Step 3: Text Vectorization
Once the preprocessing is done, text must be converted to vectors which is the format that ML models support. This process is called Text Vectorization. There are various techniques such as TF (Term Frequency), TF-IDF (Term Frequency Inverse Document Frequency) & BERT (Bidirectional Encoder Representations from Transformers) used for text vectorization.
- TF (Term Frequency): As the name suggests, it refers to the number of times the term has occurred in our data. Some of the insignificant words such as ‘of’, ‘or’ etc. will be counted in this technique. To avoid this, we tried the TF-IDF.
- TF-IDF (Term Frequency Inverse Document Frequency): Unlike the TF technique, it will not consider insignificant words while counting. Alongside calculating the more frequent words, it also gives more weightage to the rare words in our data. The major disadvantage of this technique is that two words of similar meanings may be counted separately, e.g., ‘joy’ and ‘happy’ will be treated as two different words.
- BERT (Bidirectional Encoder Representations from Transformers): In BERT, similar vectors are assigned to words with similar meanings, which enables us to compute the similarity between sentences. By this, similar sentences are grouped together in a single cluster. It not only groups the terms based on the exact match of the word but also groups based on the similarities, e.g., while clustering ‘mercedes benz’ and ‘used toyota camry’ will be in the same cluster as they are cars and ‘april’, ‘how many weeks from today’, ‘minutes timer’ will be in another cluster as they are related to some season or time of the year.
Step 4: Clustering
Clustering is the process of grouping similar data points together. There are several clustering algorithms available to create clusters, and we have applied the K-Means algorithm to group our data points.
K-Means clustering groups the data points into K clusters. Each data point belongs to the cluster with the nearest mean. We can determine the ‘K’ using the Elbow method. We can select K at the elbow, the point where distortion starts decreasing linearly. From the below graph, the optimal ‘K’ is 3, which means creating 3 clusters will be optimal for our data. We can also use the Silhouette method in place of the Elbow method.
We can also use other clustering algorithms in place of K-Means.
Step 5: Topic Modelling
After creating clusters, we need to identify the topics of each cluster. For this, we can apply n-grams or noun extraction techniques and determine the topics based on the results.

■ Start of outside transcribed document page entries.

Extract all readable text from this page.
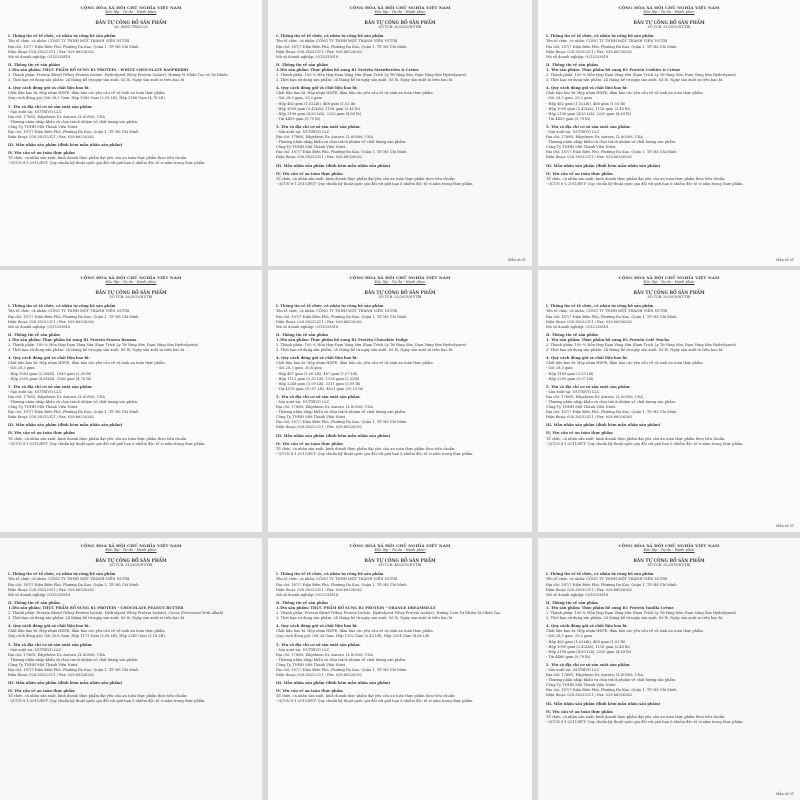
CỘNG HÒA XÃ HỘI CHỦ NGHĨA VIỆT NAM
Độc lập - Tự do - Hạnh phúc
BẢN TỰ CÔNG BỐ SẢN PHẨM
Số: 49/NUTRI/2020
I. Thông tin về tổ chức, cá nhân tự công bố sản phẩm
Tên tổ chức, cá nhân: CÔNG TY TNHH MỘT THÀNH VIÊN NUTRI
Địa chỉ: 187/7 Điện Biên Phủ, Phường Đa Kao, Quận 1, TP. Hồ Chí Minh
Điện thoại: 028.38232311 / Fax: 028.66526262
Mã số doanh nghiệp: 0313333818
II. Thông tin về sản phẩm
1.Tên sản phẩm: THỰC PHẨM BỔ SUNG R1 PROTEIN - WHITE CHOCOLATE RASPBERRY
2. Thành phần: Protein Blend (Whey Protein Isolate, Hydrolyzed Whey Protein Isolate), Hương Vị Nhân Tạo và Tự Nhiên
3. Thời hạn sử dụng sản phẩm: 24 tháng kể từ ngày sản xuất. Số lô, Ngày sản xuất in trên bao bì.
4. Quy cách đóng gói và chất liệu bao bì:
Chất liệu bao bì: Hộp nhựa HDPE, đảm bảo các yêu cầu về vệ sinh an toàn thực phẩm.
Quy cách đóng gói: Gói 28,3 Gam, Hộp 1083 Gam (2,39 LB), Hộp 2166 Gam (4,78 LB)
5. Tên và địa chỉ cơ sở sản xuất sản phẩm:
- Sản xuất tại: NUTRIVO LLC
Địa chỉ: 1780N, Edgelawn Dr, Aurora, IL 60506, USA
- Thương nhân nhập khẩu và chịu trách nhiệm về chất lượng sản phẩm:
Công Ty TNHH Một Thành Viên Nutri.
Địa chỉ: 187/7 Điện Biên Phủ, Phường Đa Kao, Quận 1, TP. Hồ Chí Minh
Điện thoại: 028.38232311 / Fax: 028.66526262
III. Mẫu nhãn sản phẩm (đính kèm mẫu nhãn sản phẩm)
IV. Yêu cầu về an toàn thực phẩm
Tổ chức, cá nhân sản xuất, kinh doanh thực phẩm đạt yêu cầu an toàn thực phẩm theo tiêu chuẩn:
- QCVN 8-1:2011/BYT- Quy chuẩn kỹ thuật quốc gia đối với giới hạn ô nhiễm độc tố vi nấm trong thực phẩm.
CỘNG HÒA XÃ HỘI CHỦ NGHĨA VIỆT NAM
Độc lập - Tự do - Hạnh phúc
BẢN TỰ CÔNG BỐ SẢN PHẨM
SỐ TCB: 30/2020/NUTRI
I. Thông tin về tổ chức, cá nhân tự công bố sản phẩm
Tên tổ chức, cá nhân: CÔNG TY TNHH MỘT THÀNH VIÊN NUTRI
Địa chỉ: 187/7 Điện Biên Phủ, Phường Đa Kao, Quận 1, TP. Hồ Chí Minh
Điện thoại: 028.38232311 / Fax: 028.66526262
Mã số doanh nghiệp: 0313333818
II. Thông tin về sản phẩm
1.Tên sản phẩm: Thực phẩm bổ sung R1 Protein Strawberries & Crème
2. Thành phần: 100 % Hỗn Hợp Đạm Váng Sữa (Đạm Trích Ly Từ Váng Sữa, Đạm Váng Sữa Hydrolyzate)
3. Thời hạn sử dụng sản phẩm: 24 tháng kể từ ngày sản xuất. Số lô, Ngày sản xuất in trên bao bì.
4. Quy cách đóng gói và chất liệu bao bì:
Chất liệu bao bì: Hộp nhựa HDPE, đảm bảo các yêu cầu về vệ sinh an toàn thực phẩm.
- Gói 28,3 gam, 29,2 gam
- Hộp 462 gam (1,02Lib), 468 gam (1,03 lb)
- Hộp 1099 gam (2,42Lib), 1116 gam (2,45 lb)
- Hộp 2196 gam (4,83 Lib), 2220 gam (4,89 lb)
- Túi 4459 gam (9,79 lb)
5. Tên và địa chỉ cơ sở sản xuất sản phẩm:
- Sản xuất tại: NUTRIVO LLC
Địa chỉ: 1780N, Edgelawn Dr, Aurora, IL 60506, USA
- Thương nhân nhập khẩu và chịu trách nhiệm về chất lượng sản phẩm:
Công Ty TNHH Một Thành Viên Nutri.
Địa chỉ: 187/7 Điện Biên Phủ, Phường Đa Kao, Quận 1, TP. Hồ Chí Minh
Điện thoại: 028.38232311 / Fax: 028.66526262
III. Mẫu nhãn sản phẩm (đính kèm mẫu nhãn sản phẩm)
IV. Yêu cầu về an toàn thực phẩm
Tổ chức, cá nhân sản xuất, kinh doanh thực phẩm đạt yêu cầu an toàn thực phẩm theo tiêu chuẩn:
- QCVN 8-1:2011/BYT- Quy chuẩn kỹ thuật quốc gia đối với giới hạn ô nhiễm độc tố vi nấm trong thực phẩm.
Mẫu số 01
CỘNG HÒA XÃ HỘI CHỦ NGHĨA VIỆT NAM
Độc lập - Tự do - Hạnh phúc
BẢN TỰ CÔNG BỐ SẢN PHẨM
SỐ TCB: 31/2019/NUTRI
I. Thông tin về tổ chức, cá nhân tự công bố sản phẩm
Tên tổ chức, cá nhân: CÔNG TY TNHH MỘT THÀNH VIÊN NUTRI
Địa chỉ: 187/7 Điện Biên Phủ, Phường Đa Kao, Quận 1, TP. Hồ Chí Minh
Điện thoại: 028.38232311 / Fax: 028.66526262
Mã số doanh nghiệp: 0313333818
II. Thông tin về sản phẩm
1. Tên sản phẩm: Thực phẩm bổ sung R1 Protein Cookies & Crème
2. Thành phần: 100 % Hỗn Hợp Đạm Váng Sữa (Đạm Trích Ly Từ Váng Sữa, Đạm Váng Sữa Hydrolyzate)
3. Thời hạn sử dụng sản phẩm: 24 tháng kể từ ngày sản xuất. Số lô, Ngày sản xuất in trên bao bì.
4. Quy cách đóng gói và chất liệu bao bì:
Chất liệu bao bì: Hộp nhựa HDPE, đảm bảo các yêu cầu về vệ sinh an toàn thực phẩm.
- Gói 28,3 gam, 29,2 gam
- Hộp 462 gam (1,02Lib), 468 gam (1,03 lb)
- Hộp 1099 gam (2,42Lib), 1116 gam (2,45 lb)
- Hộp 2196 gam (4,83 Lib), 2220 gam (4,89 lb)
- Túi 4459 gam (9,79 lb)
5. Tên và địa chỉ cơ sở sản xuất sản phẩm:
- Sản xuất tại: NUTRIVO LLC
Địa chỉ: 1780N, Edgelawn Dr, Aurora, IL 60506, USA
- Thương nhân nhập khẩu và chịu trách nhiệm về chất lượng sản phẩm:
Công Ty TNHH Một Thành Viên Nutri.
Địa chỉ: 187/7 Điện Biên Phủ, Phường Đa Kao, Quận 1, TP. Hồ Chí Minh
Điện thoại: 028.38232311 / Fax: 028.66526262
III. Mẫu nhãn sản phẩm (đính kèm mẫu nhãn sản phẩm)
IV. Yêu cầu về an toàn thực phẩm
Tổ chức, cá nhân sản xuất, kinh doanh thực phẩm đạt yêu cầu an toàn thực phẩm theo tiêu chuẩn:
- QCVN 8-1:2011/BYT- Quy chuẩn kỹ thuật quốc gia đối với giới hạn ô nhiễm độc tố vi nấm trong thực phẩm.
Mẫu số 01
CỘNG HÒA XÃ HỘI CHỦ NGHĨA VIỆT NAM
Độc lập - Tự do - Hạnh phúc
BẢN TỰ CÔNG BỐ SẢN PHẨM
SỐ TCB: 28/2019/NUTRI
I. Thông tin về tổ chức, cá nhân tự công bố sản phẩm
Tên tổ chức, cá nhân: CÔNG TY TNHH MỘT THÀNH VIÊN NUTRI
Địa chỉ: 187/7 Điện Biên Phủ, Phường Đa Kao, Quận 1, TP. Hồ Chí Minh
Điện thoại: 028.38232311 / Fax: 028.66526262
Mã số doanh nghiệp: 0313333818
II. Thông tin về sản phẩm
1.Tên sản phẩm: Thực phẩm bổ sung R1 Protein Frozen Banana
2. Thành phần: 100 % Hỗn Hợp Đạm Váng Sữa (Đạm Trích Ly Từ Váng Sữa, Đạm Váng Sữa Hydrolyzate)
3. Thời hạn sử dụng sản phẩm: 24 tháng kể từ ngày sản xuất. Số lô, Ngày sản xuất in trên bao bì.
4. Quy cách đóng gói và chất liệu bao bì:
Chất liệu bao bì: Hộp nhựa HDPE, đảm bảo các yêu cầu về vệ sinh an toàn thực phẩm.
- Gói 28,3 gam
- Hộp 1083 gam (2,38LB), 1083 gam (2,39 lb)
- Hộp 2200 gam (4,85LB), 2166 gam (4,78 lb)
5. Tên và địa chỉ cơ sở sản xuất sản phẩm:
- Sản xuất tại: NUTRIVO LLC
Địa chỉ: 1780N, Edgelawn Dr, Aurora, IL 60506, USA
- Thương nhân nhập khẩu và chịu trách nhiệm về chất lượng sản phẩm:
Công Ty TNHH Một Thành Viên Nutri.
Địa chỉ: 187/7 Điện Biên Phủ, Phường Đa Kao, Quận 1, TP. Hồ Chí Minh
Điện thoại: 028.38232311 / Fax: 028.66526262
III. Mẫu nhãn sản phẩm (đính kèm mẫu nhãn sản phẩm)
IV. Yêu cầu về an toàn thực phẩm
Tổ chức, cá nhân sản xuất, kinh doanh thực phẩm đạt yêu cầu an toàn thực phẩm theo tiêu chuẩn:
- QCVN 8-1:2011/BYT- Quy chuẩn kỹ thuật quốc gia đối với giới hạn ô nhiễm độc tố vi nấm trong thực phẩm.
CỘNG HÒA XÃ HỘI CHỦ NGHĨA VIỆT NAM
Độc lập - Tự do - Hạnh phúc
BẢN TỰ CÔNG BỐ SẢN PHẨM
SỐ TCB: 33/2019/NUTRI
I. Thông tin về tổ chức, cá nhân tự công bố sản phẩm
Tên tổ chức, cá nhân: CÔNG TY TNHH MỘT THÀNH VIÊN NUTRI
Địa chỉ: 187/7 Điện Biên Phủ, Phường Đa Kao, Quận 1, TP. Hồ Chí Minh
Điện thoại: 028.38232311 / Fax: 028.66526262
Mã số doanh nghiệp: 0313333818
II. Thông tin về sản phẩm
1.Tên sản phẩm: Thực phẩm bổ sung R1 Protein Chocolate Fudge
2. Thành phần: 100 % Hỗn Hợp Đạm Váng Sữa (Đạm Trích Ly Từ Váng Sữa, Đạm Váng Sữa Hydrolyzate)
3. Thời hạn sử dụng sản phẩm: 24 tháng kể từ ngày sản xuất. Số lô, Ngày sản xuất in trên bao bì.
4. Quy cách đóng gói và chất liệu bao bì:
Chất liệu bao bì: Hộp nhựa HDPE, đảm bảo các yêu cầu về vệ sinh an toàn thực phẩm.
- Gói 28,3 gam, 30,4 gam
- Hộp 487 gam (1,06 LB), 487 gam (1,07 LB)
- Hộp 1112 gam (2,32 LB), 1136 gam (2,33lb)
- Hộp 2248 gam (5,09 LB), 2311 gam (5,09 lb)
- Túi 4576 gam (10,07 LB), 4621 gam (10,19 lb)
5. Tên và địa chỉ cơ sở sản xuất sản phẩm:
- Sản xuất tại: NUTRIVO LLC
Địa chỉ: 1780N, Edgelawn Dr, Aurora, IL 60506, USA
- Thương nhân nhập khẩu và chịu trách nhiệm về chất lượng sản phẩm:
Công Ty TNHH Một Thành Viên Nutri.
Địa chỉ: 187/7 Điện Biên Phủ, Phường Đa Kao, Quận 1, TP. Hồ Chí Minh
Điện thoại: 028.38232311 / Fax: 028.66526262
III. Mẫu nhãn sản phẩm (đính kèm mẫu nhãn sản phẩm)
IV. Yêu cầu về an toàn thực phẩm
Tổ chức, cá nhân sản xuất, kinh doanh thực phẩm đạt yêu cầu an toàn thực phẩm theo tiêu chuẩn:
- QCVN 8-1:2011/BYT- Quy chuẩn kỹ thuật quốc gia đối với giới hạn ô nhiễm độc tố vi nấm trong thực phẩm.
CỘNG HÒA XÃ HỘI CHỦ NGHĨA VIỆT NAM
Độc lập - Tự do - Hạnh phúc
BẢN TỰ CÔNG BỐ SẢN PHẨM
SỐ TCB: 29/2019/NUTRI
I. Thông tin về tổ chức, cá nhân tự công bố sản phẩm
Tên tổ chức, cá nhân: CÔNG TY TNHH MỘT THÀNH VIÊN NUTRI
Địa chỉ: 187/7 Điện Biên Phủ, Phường Đa Kao, Quận 1, TP. Hồ Chí Minh
Điện thoại: 028.38232311 / Fax: 028.66526262
Mã số doanh nghiệp: 0313333818
II. Thông tin về sản phẩm
1. Tên sản phẩm: Thực phẩm bổ sung R1 Protein Café Mocha
2. Thành phần: 100 % Hỗn Hợp Đạm Váng Sữa (Đạm Trích Ly Từ Váng Sữa, Đạm Váng Sữa Hydrolyzate)
3. Thời hạn sử dụng sản phẩm: 24 tháng kể từ ngày sản xuất. Số lô, Ngày sản xuất in trên bao bì.
4. Quy cách đóng gói và chất liệu bao bì:
Chất liệu bao bì: Hộp nhựa HDPE, đảm bảo các yêu cầu về vệ sinh an toàn thực phẩm.
- Gói 28,3 gam
- Hộp 1149 gam (2,53 LB)
- Hộp 2299 gam (5,07 LB)
5. Tên và địa chỉ cơ sở sản xuất sản phẩm:
- Sản xuất tại: NUTRIVO LLC
Địa chỉ: 1780N, Edgelawn Dr, Aurora, IL 60506, USA
- Thương nhân nhập khẩu và chịu trách nhiệm về chất lượng sản phẩm:
Công Ty TNHH Một Thành Viên Nutri.
Địa chỉ: 187/7 Điện Biên Phủ, Phường Đa Kao, Quận 1, TP. Hồ Chí Minh
Điện thoại: 028.38232311 / Fax: 028.66526262
III. Mẫu nhãn sản phẩm (đính kèm mẫu nhãn sản phẩm)
IV. Yêu cầu về an toàn thực phẩm
Tổ chức, cá nhân sản xuất, kinh doanh thực phẩm đạt yêu cầu an toàn thực phẩm theo tiêu chuẩn:
- QCVN 8-1:2011/BYT- Quy chuẩn kỹ thuật quốc gia đối với giới hạn ô nhiễm độc tố vi nấm trong thực phẩm.
Mẫu số 01
CỘNG HÒA XÃ HỘI CHỦ NGHĨA VIỆT NAM
Độc lập - Tự do - Hạnh phúc
BẢN TỰ CÔNG BỐ SẢN PHẨM
SỐ TCB: 31/2019/NUTRI
I. Thông tin về tổ chức, cá nhân tự công bố sản phẩm
Tên tổ chức, cá nhân: CÔNG TY TNHH MỘT THÀNH VIÊN NUTRI
Địa chỉ: 187/7 Điện Biên Phủ, Phường Đa Kao, Quận 1, TP. Hồ Chí Minh
Điện thoại: 028.38232311 / Fax: 028.66526262
Mã số doanh nghiệp: 0313333818
II. Thông tin về sản phẩm
1.Tên sản phẩm: THỰC PHẨM BỔ SUNG R1 PROTEIN - CHOCOLATE PEANUT BUTTER
2. Thành phần: Protein Blend (Whey Protein Isolate, Hydrolyzed Whey Protein Isolate), Cocoa (Processed With Alkali)
3. Thời hạn sử dụng sản phẩm: 24 tháng kể từ ngày sản xuất. Số lô, Ngày sản xuất in trên bao bì.
4. Quy cách đóng gói và chất liệu bao bì:
Chất liệu bao bì: Hộp nhựa HDPE, đảm bảo các yêu cầu về vệ sinh an toàn thực phẩm.
Quy cách đóng gói: Gói 30,8 Gam, Hộp 1171 Gam (2,58 LB), Hộp 2341 Gam (5,16 LB)
5. Tên và địa chỉ cơ sở sản xuất sản phẩm:
- Sản xuất tại: NUTRIVO LLC
Địa chỉ: 1780N, Edgelawn Dr, Aurora, IL 60506, USA
- Thương nhân nhập khẩu và chịu trách nhiệm về chất lượng sản phẩm:
Công Ty TNHH Một Thành Viên Nutri.
Địa chỉ: 187/7 Điện Biên Phủ, Phường Đa Kao, Quận 1, TP. Hồ Chí Minh
Điện thoại: 028.38232311 / Fax: 028.66526262
III. Mẫu nhãn sản phẩm (đính kèm mẫu nhãn sản phẩm)
IV. Yêu cầu về an toàn thực phẩm
Tổ chức, cá nhân sản xuất, kinh doanh thực phẩm đạt yêu cầu an toàn thực phẩm theo tiêu chuẩn:
- QCVN 8-1:2011/BYT- Quy chuẩn kỹ thuật quốc gia đối với giới hạn ô nhiễm độc tố vi nấm trong thực phẩm.
CỘNG HÒA XÃ HỘI CHỦ NGHĨA VIỆT NAM
Độc lập - Tự do - Hạnh phúc
BẢN TỰ CÔNG BỐ SẢN PHẨM
SỐ TCB: 48/2019/NUTRI
I. Thông tin về tổ chức, cá nhân tự công bố sản phẩm
Tên tổ chức, cá nhân: CÔNG TY TNHH MỘT THÀNH VIÊN NUTRI
Địa chỉ: 187/7 Điện Biên Phủ, Phường Đa Kao, Quận 1, TP. Hồ Chí Minh
Điện thoại: 028.38232311 / Fax: 028.66526262
Mã số doanh nghiệp: 0313333818
II. Thông tin về sản phẩm
1.Tên sản phẩm: THỰC PHẨM BỔ SUNG R1 PROTEIN - ORANGE DREAMSICLE
2. Thành phần: Protein Blend (Whey Protein Isolate, Hydrolyzed Whey Protein Isolate), Hương Cam Tự Nhiên Và Nhân Tạo
3. Thời hạn sử dụng sản phẩm: 24 tháng kể từ ngày sản xuất. Số lô, Ngày sản xuất in trên bao bì.
4. Quy cách đóng gói và chất liệu bao bì:
Chất liệu bao bì: Hộp nhựa HDPE, đảm bảo các yêu cầu về vệ sinh an toàn thực phẩm.
Quy cách đóng gói: Gói 28 Gam, Hộp 1102 Gam (2,43 LB), Hộp 2204 Gam (4,86 LB)
5. Tên và địa chỉ cơ sở sản xuất sản phẩm:
- Sản xuất tại: NUTRIVO LLC
Địa chỉ: 1780N, Edgelawn Dr, Aurora, IL 60506, USA
- Thương nhân nhập khẩu và chịu trách nhiệm về chất lượng sản phẩm:
Công Ty TNHH Một Thành Viên Nutri.
Địa chỉ: 187/7 Điện Biên Phủ, Phường Đa Kao, Quận 1, TP. Hồ Chí Minh
Điện thoại: 028.38232311 / Fax: 028.66526262
III. Mẫu nhãn sản phẩm (đính kèm mẫu nhãn sản phẩm)
IV. Yêu cầu về an toàn thực phẩm
Tổ chức, cá nhân sản xuất, kinh doanh thực phẩm đạt yêu cầu an toàn thực phẩm theo tiêu chuẩn:
- QCVN 8-1:2011/BYT- Quy chuẩn kỹ thuật quốc gia đối với giới hạn ô nhiễm độc tố vi nấm trong thực phẩm.
CỘNG HÒA XÃ HỘI CHỦ NGHĨA VIỆT NAM
Độc lập - Tự do - Hạnh phúc
BẢN TỰ CÔNG BỐ SẢN PHẨM
SỐ TCB: 32/2019/NUTRI
I. Thông tin về tổ chức, cá nhân tự công bố sản phẩm
Tên tổ chức, cá nhân: CÔNG TY TNHH MỘT THÀNH VIÊN NUTRI
Địa chỉ: 187/7 Điện Biên Phủ, Phường Đa Kao, Quận 1, TP. Hồ Chí Minh
Điện thoại: 028.38232311 / Fax: 028.66526262
Mã số doanh nghiệp: 0313333818
II. Thông tin về sản phẩm
1. Tên sản phẩm: Thực phẩm bổ sung R1 Protein Vanilla Crème
2. Thành phần: 100 % Hỗn Hợp Đạm Váng Sữa (Đạm Trích Ly Từ Váng Sữa, Đạm Váng Sữa Hydrolyzate)
3. Thời hạn sử dụng sản phẩm: 24 tháng kể từ ngày sản xuất. Số lô, Ngày sản xuất in trên bao bì.
4. Quy cách đóng gói và chất liệu bao bì:
Chất liệu bao bì: Hộp nhựa HDPE, đảm bảo các yêu cầu về vệ sinh an toàn thực phẩm.
- Gói 28,3 gam, 29,2 gam
- Hộp 462 gam (1,02Lib), 468 gam (1,03 lb)
- Hộp 1099 gam (2,42Lib), 1116 gam (2,45 lb)
- Hộp 2196 gam (4,83 Lib), 2220 gam (4,89 lb)
- Túi 4460 gam (9,79 lb)
5. Tên và địa chỉ cơ sở sản xuất sản phẩm:
- Sản xuất tại: NUTRIVO LLC
Địa chỉ: 1780N, Edgelawn Dr, Aurora, IL 60506, USA
- Thương nhân nhập khẩu và chịu trách nhiệm về chất lượng sản phẩm:
Công Ty TNHH Một Thành Viên Nutri.
Địa chỉ: 187/7 Điện Biên Phủ, Phường Đa Kao, Quận 1, TP. Hồ Chí Minh
Điện thoại: 028.38232311 / Fax: 028.66526262
III. Mẫu nhãn sản phẩm (đính kèm mẫu nhãn sản phẩm)
IV. Yêu cầu về an toàn thực phẩm
Tổ chức, cá nhân sản xuất, kinh doanh thực phẩm đạt yêu cầu an toàn thực phẩm theo tiêu chuẩn:
- QCVN 8-1:2011/BYT- Quy chuẩn kỹ thuật quốc gia đối với giới hạn ô nhiễm độc tố vi nấm trong thực phẩm.
Mẫu số 01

- N-grams – Getting the frequency for a set of co-occurring words
- Noun Extraction – Extract the nouns from the data
Using these two, we can identify the most occurred or used word in the cluster and assign the title based on that.
Analyze the result
We can analyze the views and revenue by cluster. We can investigate the cluster with the highest revenue to identify what type of queries are driving high profit to the business. Based on this, we can perform a Market Basket analysis (to identify the low-profit pages that are mostly viewed along the high-profit pages) and identify the low-profit search pages where ads can be placed to drive more profit.
Conclusion
The clustering algorithm helped us find the target groups for improving the search engine’s revenue. Similarly, we can use this for identifying different target groups (customers, behaviors, features, etc.) for different business campaigns, which will help them improve their business profits.